Is it possible to be “at work” — and so legally owed the minimum wage — while you are asleep in bed? What if you are behind the wheel of an empty Uber waiting to be assigned a passenger?
These questions were at the heart of two recent UK Supreme Court decisions, to which the judges answered “no” and “yes” respectively. The cases don’t just matter for the parties involved. Taken together, they show the law is incoherent and under-enforced on a matter of growing importance: how we define “work” and ensure people are paid fairly for it, even as the boundaries of the workplace and the working day are beginning to dissolve.
In the Uber case, the judges concluded that drivers were “workers” for the time they were logged into the app and available for rides. The judges reasoned that even when waiting around with no one in the car, the drivers were providing a service to Uber.
As one of the lower court judgments argued: “It is essential to Uber’s business to maintain a pool of drivers who can be called upon as and when a demand for driving services arises. The excellent ‘rider experience’ which the organisation seeks to provide depends on its ability to get drivers to passengers as quickly as possible. To be confident of satisfying demand, it must, at any one time, have some of its drivers carrying passengers and some waiting for the opportunity to do so.”
In the other case, a care worker employed by Mencap, the charity, was required to sleep at her vulnerable client’s home to “keep a listening ear” out and deal with any emergencies. She was paid far below the minimum wage for these night shifts. But the judges rejected her claim for unpaid wages, citing recommendations from the Low Pay Commission that the minimum wage does not apply to sleep-in workers while they are asleep.
Set side by side, these judgments jar. The care workers have a lot in common with the Uber drivers. They, too, are providing a service to their employer when they do their “sleep-in” night shifts. Not only are they available in emergencies, but the care companies need them to be there to fulfil their contractual obligations to local authorities, which in turn are then able to discharge their statutory obligations.
The night shifts also require workers to spend time away from their own home and responsibilities. They might need to arrange and pay for childcare for their children.
For Deirdre McCann, a law professor at Durham University, the Uber and Mencap cases are examples of a wider phenomenon: employment practices that “drain waged-time from the working day” so that people are no longer paid or protected by employment law for all the work they do.

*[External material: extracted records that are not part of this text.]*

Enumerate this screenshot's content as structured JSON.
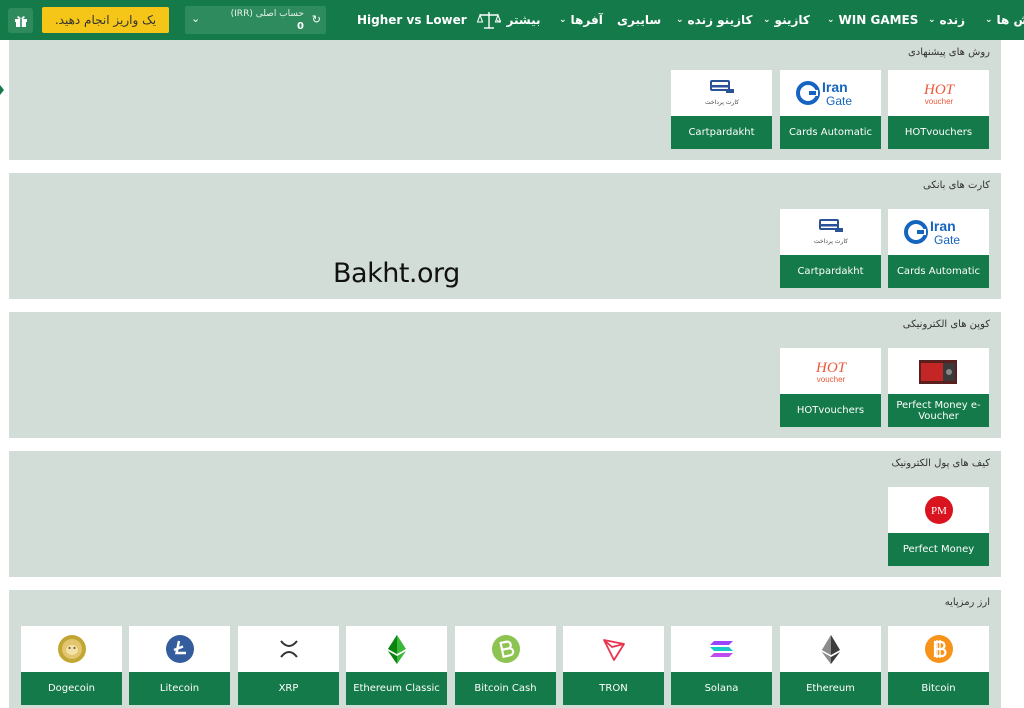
{
  "header": {
    "deposit_label": "یک واریز انجام دهید.",
    "account_label": "حساب اصلی (IRR)",
    "account_value": "0",
    "nav": {
      "higher_lower": "Higher vs Lower",
      "more": "بیشتر",
      "offers": "آفرها",
      "cyber": "سایبری",
      "live_casino": "کازینو زنده",
      "casino": "کازینو",
      "win_games": "WIN GAMES",
      "live": "زنده",
      "sports": "ش ها"
    }
  },
  "sections": [
    {
      "title": "روش های پیشنهادی",
      "items": [
        "HOTvouchers",
        "Cards Automatic",
        "Cartpardakht"
      ]
    },
    {
      "title": "کارت های بانکی",
      "items": [
        "Cards Automatic",
        "Cartpardakht"
      ]
    },
    {
      "title": "کوپن های الکترونیکی",
      "items": [
        "Perfect Money e-Voucher",
        "HOTvouchers"
      ]
    },
    {
      "title": "کیف های پول الکترونیک",
      "items": [
        "Perfect Money"
      ]
    },
    {
      "title": "ارز رمزپایه",
      "items": [
        "Bitcoin",
        "Ethereum",
        "Solana",
        "TRON",
        "Bitcoin Cash",
        "Ethereum Classic",
        "XRP",
        "Litecoin",
        "Dogecoin"
      ]
    }
  ],
  "logos": {
    "irangate_top": "Iran",
    "irangate_bottom": "Gate",
    "hot_top": "HOT",
    "hot_bottom": "voucher",
    "cart_text": "کارت پرداخت",
    "pm": "PM"
  },
  "watermark": "Bakht.org",
  "colors": {
    "primary": "#157a4a",
    "accent": "#f5c518",
    "section_bg": "#d3ddd8"
  }
}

The aggressive use of zero-hour contracts is another route by which employers can make sure workers are constantly available without having to pay them during slack times. One contract I have seen between a farm and its seasonal labourers states that while “we are not obligated to provide you with any work under this contract or to provide minimum hours of work on any day or week, you must be ready to work on request”. As more people work from home thanks to the pandemic, the lines between being “at work” and “available” could become blurrier still.
McCann argues that “working time” should be defined not by the arduousness of the labour, but by the periods when the worker is “at the disposal of the employer”. The purpose, she says, should be to “recognise, compensate, and constrain periods that workers spend away from their families or other dimensions of their lives”.
Uber, however, has opted to ignore the Supreme Court’s view on working time. It plans to treat drivers as workers only for the time they are assigned to a trip. It is understandable that Uber wants to avoid a scenario in which drivers could log on at 4am to earn minimum wage for doing nothing. But there are more creative solutions than depriving drivers of pay for the roughly 40 per cent of time they say they spend between trips.
Mark Graham, a professor at Oxford university’s Internet Institute, said Uber could, for example, top up drivers’ pay to reflect the average amount of time they spend between assignments. “That could be one way of dealing with this, but they’re not even acknowledging it,” he said.
As governments around the world consider how to redraw employment laws for the 21st century, including for care and gig work, they should hold on to a core principle. If employers want to have people at their disposal, they should expect to pay for them.